Tous les intervenants du projet n'ont toutefois pas besoin de maîtriser l'intégralité des informations contenues dans la maquette numérique, et tous les projets n'ont pas besoin d'une maquette extrêmement détaillée. L'objectif est de développer des outils adaptés à la taille des projets et aux différents acteurs, en élaborant des cahiers des charges appropriés aux différents métiers (de la conception à l'exploitation) pour stimuler une offre des éditeurs de logiciels calée sur les besoins des acteurs, en créant des « kits BIM » adaptés aux projets de taille modeste et facilitant le travail en mode collaboratif et, in fine, le regroupement des intervenants, et en stimulant de nouvelles techniques de relevé des bâtiments existants, rapides et peu coûteuses, pour supporter les travaux de réhabilitation et d'exploitation.
J'en appelle aux éditeurs de logiciels, car une adaptation des outils est nécessaire pour que la maquette numérique se généralise et touche aussi bien les petits cabinets d'architectes que les PME et les artisans.
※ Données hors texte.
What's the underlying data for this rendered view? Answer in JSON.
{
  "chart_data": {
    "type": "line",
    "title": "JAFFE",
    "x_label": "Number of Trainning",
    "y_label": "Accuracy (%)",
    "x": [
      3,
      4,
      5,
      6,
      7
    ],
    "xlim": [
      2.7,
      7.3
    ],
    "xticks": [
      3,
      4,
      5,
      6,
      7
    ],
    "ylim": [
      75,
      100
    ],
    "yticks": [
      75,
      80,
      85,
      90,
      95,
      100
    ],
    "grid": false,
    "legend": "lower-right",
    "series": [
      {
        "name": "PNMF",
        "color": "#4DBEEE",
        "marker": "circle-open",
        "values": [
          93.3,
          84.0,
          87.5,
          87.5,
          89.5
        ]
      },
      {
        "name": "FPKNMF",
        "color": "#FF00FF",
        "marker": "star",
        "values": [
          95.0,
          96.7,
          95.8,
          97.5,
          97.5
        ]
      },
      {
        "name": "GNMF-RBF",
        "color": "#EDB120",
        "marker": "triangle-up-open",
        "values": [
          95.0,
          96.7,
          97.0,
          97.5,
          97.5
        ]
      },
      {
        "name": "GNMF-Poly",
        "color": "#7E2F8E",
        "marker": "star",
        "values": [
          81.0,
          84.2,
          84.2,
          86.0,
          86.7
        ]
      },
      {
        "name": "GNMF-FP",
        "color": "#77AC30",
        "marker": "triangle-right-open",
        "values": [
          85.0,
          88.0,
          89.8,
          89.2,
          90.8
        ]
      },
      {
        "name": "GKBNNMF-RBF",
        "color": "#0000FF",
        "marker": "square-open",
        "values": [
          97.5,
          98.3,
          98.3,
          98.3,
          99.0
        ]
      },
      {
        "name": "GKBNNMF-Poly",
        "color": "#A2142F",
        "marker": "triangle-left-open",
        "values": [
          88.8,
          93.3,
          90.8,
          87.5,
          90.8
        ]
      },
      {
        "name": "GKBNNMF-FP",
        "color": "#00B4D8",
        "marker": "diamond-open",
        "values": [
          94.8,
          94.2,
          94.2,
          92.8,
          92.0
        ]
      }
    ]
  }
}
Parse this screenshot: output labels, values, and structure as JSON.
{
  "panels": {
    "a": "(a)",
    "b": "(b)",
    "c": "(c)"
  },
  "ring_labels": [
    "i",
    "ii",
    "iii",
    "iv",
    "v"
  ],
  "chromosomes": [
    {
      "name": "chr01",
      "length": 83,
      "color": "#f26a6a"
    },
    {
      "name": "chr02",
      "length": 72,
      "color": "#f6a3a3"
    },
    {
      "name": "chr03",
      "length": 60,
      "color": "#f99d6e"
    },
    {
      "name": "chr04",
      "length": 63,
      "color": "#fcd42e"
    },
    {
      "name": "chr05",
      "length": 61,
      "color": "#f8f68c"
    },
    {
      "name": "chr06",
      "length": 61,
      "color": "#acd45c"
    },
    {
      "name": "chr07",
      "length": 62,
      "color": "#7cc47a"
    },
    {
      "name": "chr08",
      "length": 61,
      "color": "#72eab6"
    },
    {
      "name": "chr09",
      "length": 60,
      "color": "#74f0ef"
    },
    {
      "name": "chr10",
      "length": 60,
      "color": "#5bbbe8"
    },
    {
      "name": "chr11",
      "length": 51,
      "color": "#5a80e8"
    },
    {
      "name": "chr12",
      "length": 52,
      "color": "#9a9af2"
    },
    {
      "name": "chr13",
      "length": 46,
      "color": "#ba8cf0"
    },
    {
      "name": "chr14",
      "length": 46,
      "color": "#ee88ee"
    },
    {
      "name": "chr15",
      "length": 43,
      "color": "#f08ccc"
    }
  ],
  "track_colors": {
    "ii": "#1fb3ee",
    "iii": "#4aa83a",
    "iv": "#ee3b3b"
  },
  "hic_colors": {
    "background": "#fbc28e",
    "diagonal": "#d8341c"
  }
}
Et il est important que l'offre ne provienne pas d'un seul fournisseur…
Pour les artisans, c'est quand même difficile...
Nous réfléchissons avec les organisations professionnelles aux meilleurs outils pédagogiques pour les aider. Les témoignages des entreprises qui s'y sont mises sont très importants nous imaginons donc des supports vidéo avec de tels témoignages complétés par des supports pédagogiques largement diffusables. Nous allons mettre en place rapidement une plateforme de ressources facilement accessible. Le taux d'équipement des entrepreneurs en tablettes et smartphones est en train d'exploser, il faut en profiter ! Nous ouvrirons fin juin un portail numérique qui donnera l'accès le plus large possible à tout cela.
Quelles sont vos priorités pour le Plan de transition numérique dans le bâtiment ?
Nous avons trois priorités majeures :
- convaincre les acteurs et leur donner envie de s'approprier l'outil numérique et les accompagner dans leur montée en compétences
- développer des outils numériques et des applications adaptés à tous les projets et à tous les acteurs
- installer la confiance dans l'écosystème numérique en s'appuyant sur des normes internationales pour faciliter l'interopérabilité logicielle et l'accès standardisé à toutes les informations nécessaires au quotidien des acteurs (matériaux, produits, équipements, systèmes...).
Il y a une demande de labellisation que nous étudions de près. Nous réfléchissons aussi à l'émergence d'un opérateur de confiance qui pourrait être apprécié par les maîtres d'ouvrage, qui sont une des clés du développement du BIM.